Everyone in hockey seems to admire the Islanders’ balance, defensive commitment, coaching and spunk.
Everyone in hockey also seems to agree on their biggest deficiency: the lack of an elite offensive finisher.
That reality hit home Monday night when they played the Rangers and got their first in-person look at a guy who might have provided an answer to that question mark.
Artemi Panarin assisted on the Rangers’ first three goals and scored their next two in a 6-2 rout at Madison Square Garden, making it impossible for Islanders fans not to wonder what might have been.
Remember? The Islanders pursued Panarin as a free agent last summer, even outbidding the Rangers, only to see the talented Russian sign with the Blueshirts anyway for seven years and $81.5 million.
All he has done since is show why both teams were prepared to throw money at him.
Entering Monday, he was tied for fifth in the NHL with 62 points. The first Islander on that list? Mathew Barzal, tied for 50th with 37 points. The next? Brock Nelson, tied for 92nd with 31.
Panarin now has 67 after tying his career high with five points in a game.
Not that he was gloating afterward. He insisted through a translator that it was just another game for him, although he acknowledged that there might have been “some summer thing between the Rangers and Islanders.”
The echoes of that “summer thing” could be felt for a long time.
When one considers that the Islanders’ most skilled player, Barzal, is a playmaker by nature, it is tempting to consider what he would have looked like on a line with Panarin.
But coach Barry Trotz does not allow himself to go there.

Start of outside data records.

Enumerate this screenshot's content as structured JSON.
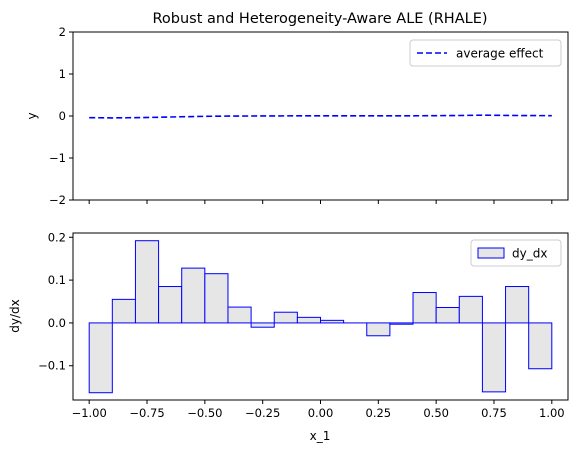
{
  "chart_data": [
    {
      "type": "line",
      "title": "Robust and Heterogeneity-Aware ALE (RHALE)",
      "ylabel": "y",
      "xlabel": "",
      "xlim": [
        -1.07,
        1.07
      ],
      "ylim": [
        -2,
        2
      ],
      "yticks": [
        2,
        1,
        0,
        -1,
        -2
      ],
      "ytick_labels": [
        "2",
        "1",
        "0",
        "−1",
        "−2"
      ],
      "grid": false,
      "legend_position": "top-right",
      "series": [
        {
          "name": "average effect",
          "color": "#0000ff",
          "style": "dashed",
          "x": [
            -1.0,
            -0.9,
            -0.8,
            -0.7,
            -0.6,
            -0.5,
            -0.4,
            -0.3,
            -0.2,
            -0.1,
            0.0,
            0.1,
            0.2,
            0.3,
            0.4,
            0.5,
            0.6,
            0.7,
            0.8,
            0.9,
            1.0
          ],
          "y": [
            -0.04,
            -0.045,
            -0.04,
            -0.03,
            -0.018,
            -0.008,
            -0.002,
            0.0,
            0.002,
            0.004,
            0.005,
            0.005,
            0.004,
            0.004,
            0.005,
            0.008,
            0.012,
            0.02,
            0.014,
            0.01,
            0.008
          ]
        }
      ]
    },
    {
      "type": "bar",
      "title": "",
      "xlabel": "x_1",
      "ylabel": "dy/dx",
      "xlim": [
        -1.07,
        1.07
      ],
      "ylim": [
        -0.18,
        0.21
      ],
      "xticks": [
        -1.0,
        -0.75,
        -0.5,
        -0.25,
        0.0,
        0.25,
        0.5,
        0.75,
        1.0
      ],
      "xtick_labels": [
        "−1.00",
        "−0.75",
        "−0.50",
        "−0.25",
        "0.00",
        "0.25",
        "0.50",
        "0.75",
        "1.00"
      ],
      "yticks": [
        0.2,
        0.1,
        0.0,
        -0.1
      ],
      "ytick_labels": [
        "0.2",
        "0.1",
        "0.0",
        "−0.1"
      ],
      "grid": false,
      "legend_position": "top-right",
      "bin_edges": [
        -1.0,
        -0.9,
        -0.8,
        -0.7,
        -0.6,
        -0.5,
        -0.4,
        -0.3,
        -0.2,
        -0.1,
        0.0,
        0.1,
        0.2,
        0.3,
        0.4,
        0.5,
        0.6,
        0.7,
        0.8,
        0.9,
        1.0
      ],
      "series": [
        {
          "name": "dy_dx",
          "face_color": "#e6e6e6",
          "edge_color": "#0000ff",
          "values": [
            -0.163,
            0.055,
            0.192,
            0.085,
            0.128,
            0.115,
            0.037,
            -0.01,
            0.025,
            0.013,
            0.006,
            0.0,
            -0.03,
            -0.003,
            0.071,
            0.036,
            0.062,
            -0.161,
            0.085,
            -0.107
          ]
        }
      ]
    }
  ]
}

“I can’t, because he’s not on our team,” he said before the game. “ . . . There was an opportunity last year that we obviously were looking at him, but he’s not with us. So I don’t really look back. I try to look forward.”

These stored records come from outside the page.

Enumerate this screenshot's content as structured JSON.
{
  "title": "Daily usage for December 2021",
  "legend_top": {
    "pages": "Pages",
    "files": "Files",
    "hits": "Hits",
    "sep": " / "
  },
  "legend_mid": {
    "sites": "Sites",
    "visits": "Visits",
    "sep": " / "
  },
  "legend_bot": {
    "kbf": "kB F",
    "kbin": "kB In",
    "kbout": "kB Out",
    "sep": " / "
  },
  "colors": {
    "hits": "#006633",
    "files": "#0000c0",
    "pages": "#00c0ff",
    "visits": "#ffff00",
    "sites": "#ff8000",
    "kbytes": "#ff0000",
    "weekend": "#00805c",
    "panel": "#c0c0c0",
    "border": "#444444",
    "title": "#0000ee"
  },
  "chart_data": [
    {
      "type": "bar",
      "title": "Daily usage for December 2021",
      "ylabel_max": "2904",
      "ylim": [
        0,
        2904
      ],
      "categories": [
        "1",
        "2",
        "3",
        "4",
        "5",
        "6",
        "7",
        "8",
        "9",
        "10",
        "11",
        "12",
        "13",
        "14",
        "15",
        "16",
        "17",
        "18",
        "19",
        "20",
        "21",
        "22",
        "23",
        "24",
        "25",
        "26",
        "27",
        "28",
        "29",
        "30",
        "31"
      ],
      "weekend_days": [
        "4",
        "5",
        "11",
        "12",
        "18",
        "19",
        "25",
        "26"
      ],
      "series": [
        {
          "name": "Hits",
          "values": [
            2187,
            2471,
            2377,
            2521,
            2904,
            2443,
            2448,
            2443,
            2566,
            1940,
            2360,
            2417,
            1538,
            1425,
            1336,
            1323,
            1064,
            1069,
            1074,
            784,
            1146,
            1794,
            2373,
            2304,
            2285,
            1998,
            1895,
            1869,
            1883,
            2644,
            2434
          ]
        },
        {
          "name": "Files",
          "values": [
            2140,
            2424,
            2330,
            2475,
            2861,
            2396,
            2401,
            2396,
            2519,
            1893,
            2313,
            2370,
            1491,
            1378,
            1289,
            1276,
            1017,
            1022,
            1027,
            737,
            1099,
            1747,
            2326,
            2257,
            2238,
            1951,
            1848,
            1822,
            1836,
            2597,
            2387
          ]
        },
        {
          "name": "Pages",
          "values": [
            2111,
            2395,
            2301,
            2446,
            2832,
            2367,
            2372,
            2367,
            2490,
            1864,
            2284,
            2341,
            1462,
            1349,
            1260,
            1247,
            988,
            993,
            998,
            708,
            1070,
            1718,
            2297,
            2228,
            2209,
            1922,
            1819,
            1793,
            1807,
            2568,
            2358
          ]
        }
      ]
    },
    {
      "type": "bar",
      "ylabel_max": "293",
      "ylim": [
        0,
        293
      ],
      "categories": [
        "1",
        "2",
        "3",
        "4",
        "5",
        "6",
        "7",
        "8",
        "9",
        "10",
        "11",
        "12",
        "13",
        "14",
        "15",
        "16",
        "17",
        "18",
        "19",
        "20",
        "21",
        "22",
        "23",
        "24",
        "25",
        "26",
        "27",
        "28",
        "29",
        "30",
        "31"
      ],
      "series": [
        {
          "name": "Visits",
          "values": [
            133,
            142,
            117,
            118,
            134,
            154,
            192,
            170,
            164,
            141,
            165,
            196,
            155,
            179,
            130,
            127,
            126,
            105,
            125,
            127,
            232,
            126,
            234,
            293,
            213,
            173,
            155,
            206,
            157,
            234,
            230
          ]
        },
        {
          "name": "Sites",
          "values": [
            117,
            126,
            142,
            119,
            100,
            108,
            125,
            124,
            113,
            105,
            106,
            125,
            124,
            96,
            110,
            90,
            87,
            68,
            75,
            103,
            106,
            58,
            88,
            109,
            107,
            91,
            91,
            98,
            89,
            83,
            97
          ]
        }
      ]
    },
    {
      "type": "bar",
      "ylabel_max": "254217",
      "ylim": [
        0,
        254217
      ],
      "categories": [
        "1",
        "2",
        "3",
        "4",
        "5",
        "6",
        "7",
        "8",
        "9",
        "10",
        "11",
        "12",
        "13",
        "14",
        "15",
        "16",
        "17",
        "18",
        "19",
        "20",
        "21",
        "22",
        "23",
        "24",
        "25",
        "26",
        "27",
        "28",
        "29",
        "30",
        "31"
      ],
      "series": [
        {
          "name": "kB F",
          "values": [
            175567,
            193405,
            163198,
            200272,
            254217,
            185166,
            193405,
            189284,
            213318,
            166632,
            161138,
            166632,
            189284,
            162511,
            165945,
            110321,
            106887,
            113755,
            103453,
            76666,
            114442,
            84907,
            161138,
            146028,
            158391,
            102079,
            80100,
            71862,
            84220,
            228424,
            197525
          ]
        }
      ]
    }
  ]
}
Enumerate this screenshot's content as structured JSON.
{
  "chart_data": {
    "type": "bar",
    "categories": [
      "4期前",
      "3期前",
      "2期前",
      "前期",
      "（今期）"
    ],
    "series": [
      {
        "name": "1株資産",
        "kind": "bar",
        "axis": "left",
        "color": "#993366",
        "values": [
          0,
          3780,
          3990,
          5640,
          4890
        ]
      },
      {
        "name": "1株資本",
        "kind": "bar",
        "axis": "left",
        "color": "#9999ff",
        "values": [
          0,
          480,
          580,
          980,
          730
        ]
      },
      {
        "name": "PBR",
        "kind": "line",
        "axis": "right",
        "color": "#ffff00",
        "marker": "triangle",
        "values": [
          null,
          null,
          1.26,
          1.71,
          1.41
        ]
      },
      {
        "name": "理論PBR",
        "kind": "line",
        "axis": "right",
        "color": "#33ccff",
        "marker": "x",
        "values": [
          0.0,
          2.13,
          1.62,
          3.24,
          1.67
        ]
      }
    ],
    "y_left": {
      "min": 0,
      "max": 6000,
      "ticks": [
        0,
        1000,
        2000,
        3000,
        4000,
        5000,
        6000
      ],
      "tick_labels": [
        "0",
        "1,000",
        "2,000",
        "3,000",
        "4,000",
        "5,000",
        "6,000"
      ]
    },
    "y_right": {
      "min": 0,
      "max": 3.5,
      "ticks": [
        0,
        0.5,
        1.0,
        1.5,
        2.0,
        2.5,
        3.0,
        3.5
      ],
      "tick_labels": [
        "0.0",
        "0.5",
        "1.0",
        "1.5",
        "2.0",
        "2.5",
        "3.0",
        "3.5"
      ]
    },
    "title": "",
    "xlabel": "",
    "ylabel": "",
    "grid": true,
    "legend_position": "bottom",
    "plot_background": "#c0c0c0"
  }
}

Fair enough. It also is fair to point out that the Islanders are 10 points ahead of the Rangers in the standings.
But in one sense, that makes Panarin’s decision more difficult to swallow: The Islanders would have offered more money and more wins.
Many assumed Panarin was set on playing in Manhattan and the Islanders merely provided negotiating leverage. There certainly is no sign he has regrets. On the contrary, he’s enjoying himself.
“In the beginning of the season, it was not really easy because of a new contract and new team, everything new,” he told Newsday in English before the game. “Right now, it’s so much better.”
Panarin, 28, said his signing decision came down to one thing: “It was in my heart. Usually I do that . . . I look inside.”
Jacob Trouba was asked after the game if anything Panarin does surprises him anymore, and he said, “Yeah, pretty much everything. We just sit on the bench and some of the stuff, guys will look at each other and just be like ‘Wow.’ ”
Ryan Strome, Panarin’s linemate and a former Islander, said before the game, “Having him on the wing is just crazy. Just the way he sees the ice and the plays he makes, it makes the game so easy for me.”
Asked before the game how to best deal with Panarin, Trotz laughed and said, “Keep him on the bench as much as you can, that’d be the best thing. The flu bug, things like that.”
When it was over, Trotz said he tried in vain to find an answer for Panarin’s line. “He had five points,’’ he said, “and probably could’ve had eight points in terms of the chances that occurred.”
Strome did not disagree with the idea that his old team could benefit from a sniper like Panarin. “For sure,” he said. “But at the end of the day, every team needs a guy like him, right?”